Integration of y=(1+0.25x^2)^0.5

[gaywaiha]

Homework Statement

I am told to find out the length of he curve y=¼x^2

Homework Equations

The length of the curve should be

∫√(1+¼x^2)dx

The Attempt at a Solution

I substituted tanx and got ∫2/cos^3x dx

So how could I continue and work out the solution? Should I use integration by part, or I had already done wrong?

 

[SammyS]

Homework Statement

I am told to find out the length of he curve y=¼x^2

Homework Equations

The length of the curve should be

∫√(1+¼x^2)dx

The Attempt at a Solution

I substituted tanx and got ∫2/cos^3x dx

So how could I continue and work out the solution? Should I use integration by part, or I had already done wrong?

Hello gaywaiha. Welcome to PF !

Change $\displaystyle \ \frac{1}{\cos^3(x)} \$ to $\ \sec^3(x) \ .$

 

[Qwertywerty]

I substituted tanx and got ∫2/cos^3x dx

How ? Instead substitute x = 2*tan(θ) . You will however have to use by-parts later .

 

[Chestermiller]

You've already done a couple of things wrong.

1. What does the word Precalculus mean to you? I'm moving this to the Calculus and Beyond forum

2. Your substitution should be x = 2 tan θ

3. Show us your work

Chet

 

[Ray Vickson]

You've already done a couple of things wrong.

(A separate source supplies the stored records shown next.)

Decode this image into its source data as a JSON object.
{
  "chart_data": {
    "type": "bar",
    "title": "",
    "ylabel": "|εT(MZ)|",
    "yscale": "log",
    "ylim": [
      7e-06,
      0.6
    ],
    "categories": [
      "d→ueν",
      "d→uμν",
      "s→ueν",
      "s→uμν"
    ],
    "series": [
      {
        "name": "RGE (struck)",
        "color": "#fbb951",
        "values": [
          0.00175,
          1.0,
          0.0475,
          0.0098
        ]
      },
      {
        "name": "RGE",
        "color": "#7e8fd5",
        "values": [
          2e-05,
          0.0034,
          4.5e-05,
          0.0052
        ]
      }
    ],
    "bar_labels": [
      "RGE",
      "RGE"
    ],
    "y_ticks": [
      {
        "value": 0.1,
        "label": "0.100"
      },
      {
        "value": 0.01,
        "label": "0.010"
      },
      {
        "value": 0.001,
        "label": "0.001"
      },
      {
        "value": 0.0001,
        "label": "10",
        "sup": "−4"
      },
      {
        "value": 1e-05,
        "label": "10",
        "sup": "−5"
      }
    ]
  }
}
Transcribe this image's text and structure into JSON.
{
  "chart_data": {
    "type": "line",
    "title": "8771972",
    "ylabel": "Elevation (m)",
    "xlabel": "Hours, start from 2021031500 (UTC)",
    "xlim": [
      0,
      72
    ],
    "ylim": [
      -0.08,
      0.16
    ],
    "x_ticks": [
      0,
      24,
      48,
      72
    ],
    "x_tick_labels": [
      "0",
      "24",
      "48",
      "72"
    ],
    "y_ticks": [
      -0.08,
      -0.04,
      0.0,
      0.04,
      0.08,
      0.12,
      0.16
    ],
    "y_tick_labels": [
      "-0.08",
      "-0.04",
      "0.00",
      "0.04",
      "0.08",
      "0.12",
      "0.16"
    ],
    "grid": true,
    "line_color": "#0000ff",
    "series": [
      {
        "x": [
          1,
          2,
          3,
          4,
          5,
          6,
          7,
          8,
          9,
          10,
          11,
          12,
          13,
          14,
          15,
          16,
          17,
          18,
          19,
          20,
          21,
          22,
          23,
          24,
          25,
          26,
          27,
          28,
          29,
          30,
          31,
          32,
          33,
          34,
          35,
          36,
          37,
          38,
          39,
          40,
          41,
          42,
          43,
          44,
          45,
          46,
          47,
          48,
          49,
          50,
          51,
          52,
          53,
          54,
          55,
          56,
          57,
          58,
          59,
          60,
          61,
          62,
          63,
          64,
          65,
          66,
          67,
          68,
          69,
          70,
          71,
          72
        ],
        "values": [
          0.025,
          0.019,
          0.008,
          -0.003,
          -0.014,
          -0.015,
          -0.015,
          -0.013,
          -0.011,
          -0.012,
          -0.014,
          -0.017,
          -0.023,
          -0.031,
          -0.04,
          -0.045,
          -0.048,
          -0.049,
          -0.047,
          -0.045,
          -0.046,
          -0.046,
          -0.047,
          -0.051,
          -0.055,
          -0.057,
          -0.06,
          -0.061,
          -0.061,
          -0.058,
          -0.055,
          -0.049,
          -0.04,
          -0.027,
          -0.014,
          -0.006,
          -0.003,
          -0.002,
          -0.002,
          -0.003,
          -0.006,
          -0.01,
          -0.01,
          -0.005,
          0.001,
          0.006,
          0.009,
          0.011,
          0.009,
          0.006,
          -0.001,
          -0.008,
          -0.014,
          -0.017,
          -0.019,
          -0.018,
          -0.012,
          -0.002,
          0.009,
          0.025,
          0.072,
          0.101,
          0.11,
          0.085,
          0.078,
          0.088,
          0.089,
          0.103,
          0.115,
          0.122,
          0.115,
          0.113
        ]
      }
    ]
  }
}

1. What does the word Precalculus mean to you? I'm moving this to the Calculus and Beyond forum

2. Your substitution should be x = 2 tan θ

3. Show us your work

Chet

As stated, the problem has an easy solution that I am willing to repeat here: the length of the curve $y = (1/4)x^2$ is infinite. No detailed calculations needed!

 

[gaywaiha]

Guys thank you very much. I am sorry that I substituted 2tanx and forgot to type the 2. But now I finally found the answer by separate 1/cos^3x into (1/cosx)(tanx)' and work it out using integration by part.

Thank you

 

[HallsofIvy]

However, you still haven't addressed Chestermiller's point- until you have put some bounds on it, the length is infinite!

 

[gaywaiha]

Sorry about that. The interval is (0≤x≤2).